The very moment my trip to Rome was booked, I began conducting my list of places I had to visit before I left. I was only staying in the city for five days, meaning I’d have to do at least one sight-seeing trip a day in order to get everywhere before I’d have to leave. This wasn’t ideal towards the end of the trip, as I was on my feet for crazy hours every single day- needless to say, I’m glad I have the rest of the Christmas holiday to rest!
The Fontana di Trevi was high up on my list of places I’d visit in Rome. I’d been admiring the fountain through pictures online for quite some time, and it was hands-down a million times more stunning in person.
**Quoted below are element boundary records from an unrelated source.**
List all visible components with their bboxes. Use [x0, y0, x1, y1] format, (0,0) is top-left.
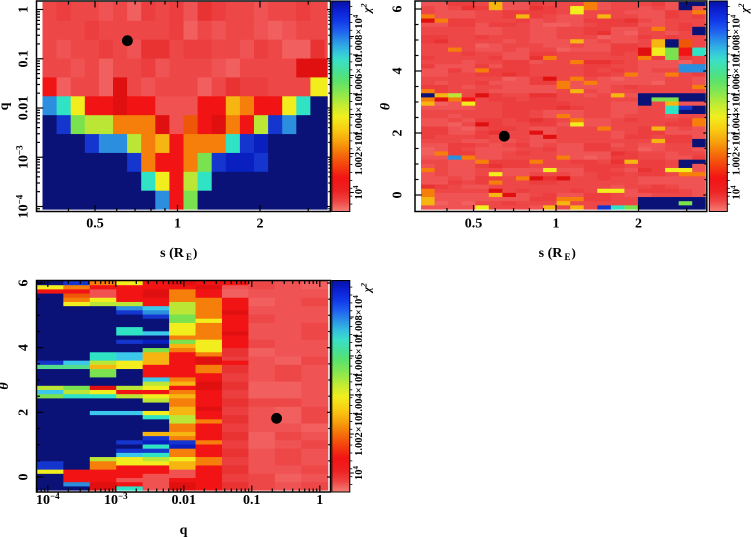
svg-text:2: 2: [391, 130, 406, 137]
svg-text:1.006×104: 1.006×104: [352, 53, 365, 97]
svg-text:1.004×104: 1.004×104: [352, 373, 365, 417]
svg-text:1: 1: [17, 6, 32, 13]
svg-text:E: E: [186, 252, 192, 262]
svg-text:1.008×104: 1.008×104: [352, 14, 365, 58]
svg-text:2: 2: [17, 409, 32, 416]
svg-text:1.006×104: 1.006×104: [729, 53, 742, 97]
svg-text:1: 1: [316, 493, 323, 508]
svg-text:2: 2: [635, 217, 642, 232]
svg-text:10−4: 10−4: [15, 194, 32, 218]
svg-text:10−3: 10−3: [15, 145, 32, 169]
svg-text:s (R: s (R: [539, 246, 564, 261]
svg-text:104: 104: [352, 466, 365, 481]
svg-text:1.002×104: 1.002×104: [729, 131, 742, 175]
svg-text:1.004×104: 1.004×104: [729, 92, 742, 136]
svg-text:1.006×104: 1.006×104: [352, 334, 365, 378]
svg-text:10−4: 10−4: [36, 491, 60, 508]
svg-text:0: 0: [391, 192, 406, 199]
svg-text:104: 104: [729, 185, 742, 200]
svg-text:104: 104: [352, 185, 365, 200]
svg-text:χ2: χ2: [359, 3, 373, 14]
svg-text:0: 0: [17, 474, 32, 481]
svg-text:6: 6: [17, 280, 32, 287]
svg-text:6: 6: [391, 6, 406, 13]
svg-text:1.004×104: 1.004×104: [352, 92, 365, 136]
svg-text:10−3: 10−3: [104, 491, 128, 508]
svg-text:1: 1: [553, 217, 560, 232]
svg-text:): ): [193, 245, 197, 260]
svg-text:q: q: [0, 102, 12, 110]
svg-text:): ): [572, 245, 576, 260]
svg-text:θ: θ: [379, 102, 394, 110]
svg-text:χ2: χ2: [359, 283, 373, 294]
svg-text:0.5: 0.5: [465, 217, 483, 232]
svg-text:θ: θ: [0, 382, 12, 390]
svg-text:1.002×104: 1.002×104: [352, 131, 365, 175]
svg-text:0.5: 0.5: [86, 217, 104, 232]
svg-text:0.01: 0.01: [172, 493, 197, 508]
svg-text:E: E: [565, 252, 571, 262]
svg-text:0.01: 0.01: [17, 96, 32, 121]
svg-text:4: 4: [17, 344, 32, 351]
svg-text:0.1: 0.1: [243, 493, 261, 508]
svg-text:q: q: [180, 523, 188, 537]
svg-text:s (R: s (R: [160, 246, 185, 261]
svg-text:0.1: 0.1: [17, 50, 32, 68]
svg-text:2: 2: [257, 217, 264, 232]
svg-text:1.008×104: 1.008×104: [729, 14, 742, 58]
svg-text:1.002×104: 1.002×104: [352, 412, 365, 456]
svg-text:4: 4: [391, 68, 406, 75]
svg-text:1.008×104: 1.008×104: [352, 295, 365, 339]
svg-text:1: 1: [174, 217, 181, 232]
svg-text:χ2: χ2: [737, 3, 751, 14]
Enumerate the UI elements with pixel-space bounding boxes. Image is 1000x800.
I’d originally planned to visit the fountain and take pictures of it on my final day as it wasn’t too far from the city centre- however, this may have been a mistake as my last day was a Sunday, which was undoubtedly the worst and busiest day to visit.
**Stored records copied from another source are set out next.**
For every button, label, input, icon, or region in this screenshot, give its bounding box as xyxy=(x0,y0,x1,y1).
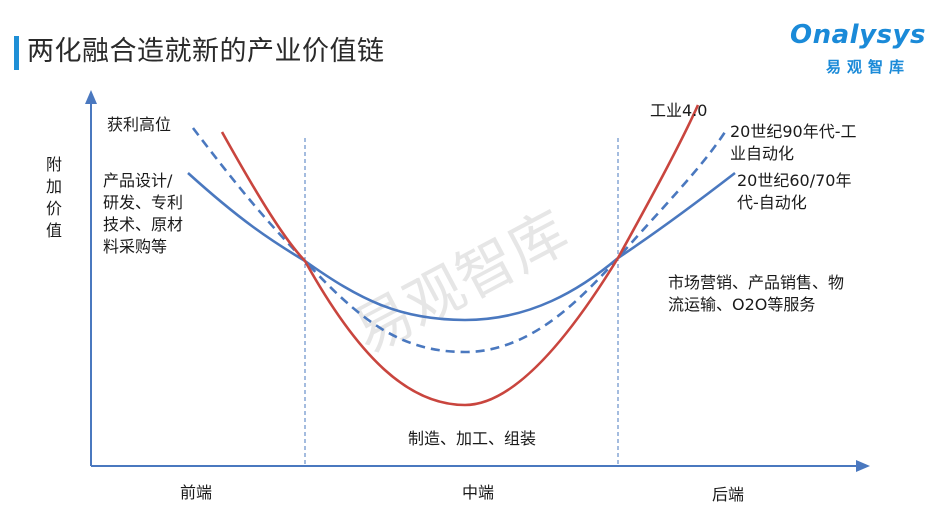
y-label-char: 加 xyxy=(45,177,62,196)
automation-1990s-line: 业自动化 xyxy=(730,144,795,163)
y-axis-label: 附 加 价 值 xyxy=(44,154,64,242)
label-automation-1990s: 20世纪90年代-工 业自动化 xyxy=(730,121,857,165)
label-industry-4-0: 工业4.0 xyxy=(650,101,708,120)
automation-1990s-line: 20世纪90年代-工 xyxy=(730,122,857,141)
label-front-activities: 产品设计/ 研发、专利 技术、原材 料采购等 xyxy=(103,170,183,258)
back-services-line: 流运输、O2O等服务 xyxy=(668,295,816,314)
front-activities-line: 技术、原材 xyxy=(103,215,184,234)
page-title: 两化融合造就新的产业价值链 xyxy=(27,36,385,67)
automation-1960s-70s-line: 代-自动化 xyxy=(737,193,807,212)
y-label-char: 价 xyxy=(45,199,62,218)
curve-automation-1960s-70s xyxy=(187,171,736,322)
automation-1960s-70s-line: 20世纪60/70年 xyxy=(737,171,852,190)
back-services-line: 市场营销、产品销售、物 xyxy=(668,273,845,292)
label-automation-1960s-70s: 20世纪60/70年 代-自动化 xyxy=(737,170,851,214)
front-activities-line: 研发、专利 xyxy=(103,193,184,212)
logo-wordmark: Onalysys xyxy=(790,20,926,50)
label-profit-high: 获利高位 xyxy=(107,115,172,134)
curve-automation-1990s xyxy=(191,127,727,354)
x-axis-arrow xyxy=(856,460,870,472)
analysys-logo: Onalysys 易观智库 xyxy=(790,18,930,84)
y-label-char: 值 xyxy=(45,221,62,240)
section-label-back: 后端 xyxy=(712,485,745,504)
y-label-char: 附 xyxy=(45,155,62,174)
front-activities-line: 产品设计/ xyxy=(103,171,173,190)
logo-chinese-name: 易观智库 xyxy=(826,58,911,76)
section-label-front: 前端 xyxy=(180,483,213,502)
curve-industry-4-0 xyxy=(220,104,700,407)
label-manufacturing: 制造、加工、组装 xyxy=(408,429,537,448)
y-axis-arrow xyxy=(85,90,97,104)
label-back-services: 市场营销、产品销售、物 流运输、O2O等服务 xyxy=(668,272,844,316)
title-accent-bar xyxy=(14,36,19,70)
section-label-middle: 中端 xyxy=(462,483,495,502)
watermark-text: 易观智库 xyxy=(342,198,579,367)
front-activities-line: 料采购等 xyxy=(103,237,168,256)
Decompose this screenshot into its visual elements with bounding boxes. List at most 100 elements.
It was much harder than I thought it would be to come across the fountain. I’d unknowingly been within the area of the Piazza Di Trevi where it’s located a few times prior, however I’d been searching for a huge stand-out monument in the middle of the street. In Rome, there are a ton of squares along every side street- one of these were where the Trevi Fountain was located. Following street signs only gets you so far, but thanks to a few blogs that I read that morning, I was able to find it once I knew what I was looking for. Also, is it just me who hates using google maps when I’m abroad? I prefer using a good ole map, or asking for directions to practice my very minimal Italian-speaking skills.
Whilst I was able to get many great pictures of the fountain when standing at the back of the crowd, it was near impossible to get pictures down at the front, where of course everyone wanted to be. With the fountain being located in the centre of a closed in square, there were a ton of shadows cast down from the nearby buildings, making every photo I took quite dark.
Luckily there was a vacant spot towards the side of the fountain where I chose to get the pictures of myself taken. In order to avoid getting the people around me in the pictures as well (thanks mum), I chose to sit on the wall which I didn’t know was officially not allowed, but could kind of guess that it wouldn’t be. I’d managed to get several different shots in before the Italian authorities pushed through the crowd towards with me with their whistles blowing, drawing a crazy amount of attention in the packed square. To make matters worse, once I’d gotten down I noticed there was a stain of ice-cream down my black trouser leg (and I hadn’t eaten any ice-cream).
As the saying goes- if you toss one coin into the Trevi Fountain, you’ll one day return to Rome. If you toss two, you’ll ensure a romance with a Roman, and if you toss three, you’ll marry said Roman. I tossed one coin into the fountain for touristy tradition purposes, despite the fact that I already knew I’d be returning to Rome (but also because I wasn’t interested in romance).